With house prices tumbling over the last couple of years and more falls set to follow, it is certain that there are a large number of people on the market for whom their house price is worth far less now than when the bought it a year or two ago.
If you are need to sell your house and it is currently valued below the original buying price then you could be in real trouble, as you might find the mortgage isn’t covered by the sales price. In this case, you really need to speak to a good local financial advisor as soon as you can to investigate what options could be open to you.
But back now to those that are not planning to sell their houses, and are happy to sit and wait for the housing market to recover. Here we can also include those that want to sell, but know that the house price is still at least equal to the mortgage and realize that with the price of their next house also falling, the bridge between the two is less.
What is the problem for these people? Well many people who bought a house at the peak of the property prices will have bought them with fixed mortgages. If you secured a 5-year mortgage recently, then you have a few more years before you need to worry. But if you secured a very low rate with a short fixed term, as goes hand in hand with the best rates, you might be in need of a new mortgage very soon.

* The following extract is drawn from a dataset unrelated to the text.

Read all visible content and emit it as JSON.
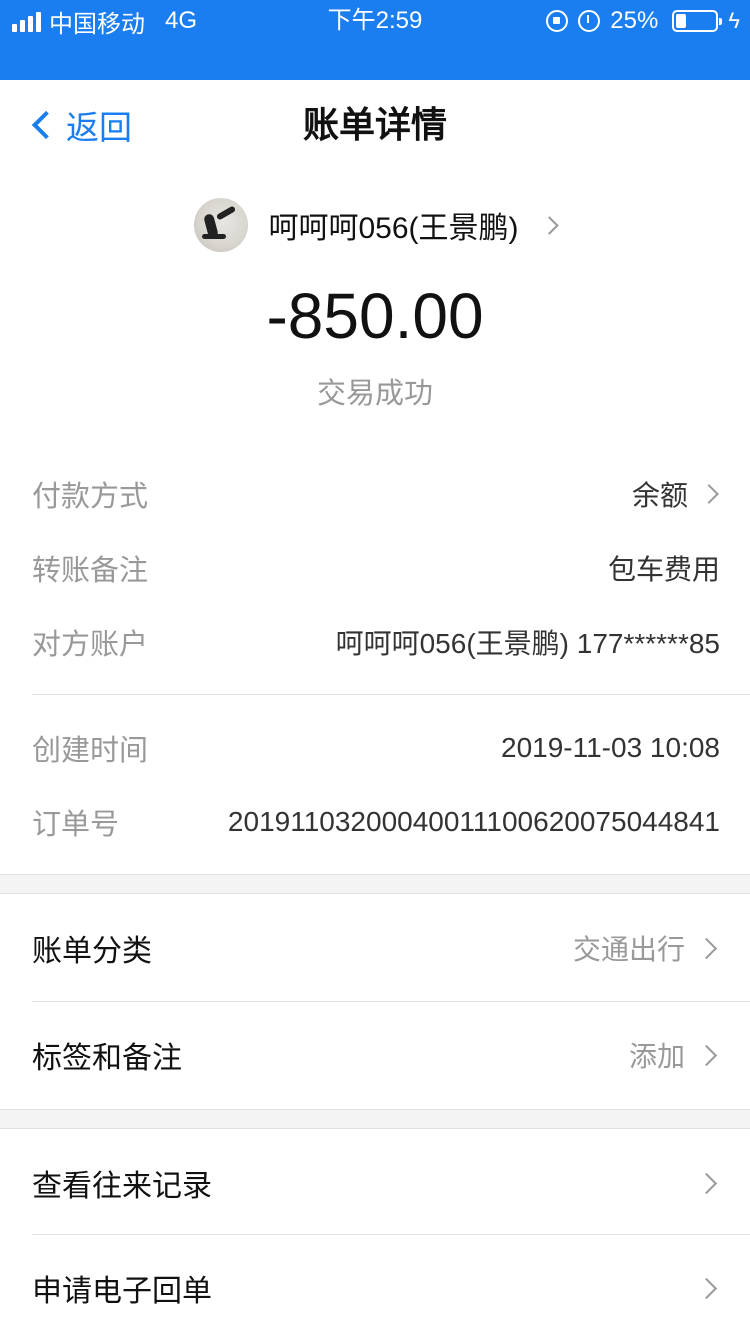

Two years ago, some lenders were happy to lend 125% of the property value. This is not the case any more and many lenders are punishing those borrowing more than 75% with higher interest rates. Even if you only borrowed 75% of the property’s value when you bought it at its peak price, if it has lost 10% of the value so far, then your new mortgage now has to be for almost 85% of the property’s value, even though you are not borrowing a penny more.
This difference is purely because the price of your property has fallen, nothing else. But if you borrowed 90% or more, then you could now be looking at an impossible 100% mortgage at best. Many lenders will now not touch you, even though they were probably clamoring for your business when you first bought your house.
So what can you do? Seeking good professional advice from a financial advisor is a must. Get him to help you compare mortgage rates for those products that are open to you – get him just to show you the best rates that apply to your circumstances.
If you compare mortgage rates and none are affordable, then ask for other options from him. Extending the loan can be costly in the long term, but you may be able to move other finances around. You can always swap to a better deal later – but if the search takes too long, you could be out of time if you keep putting off the dreaded deed.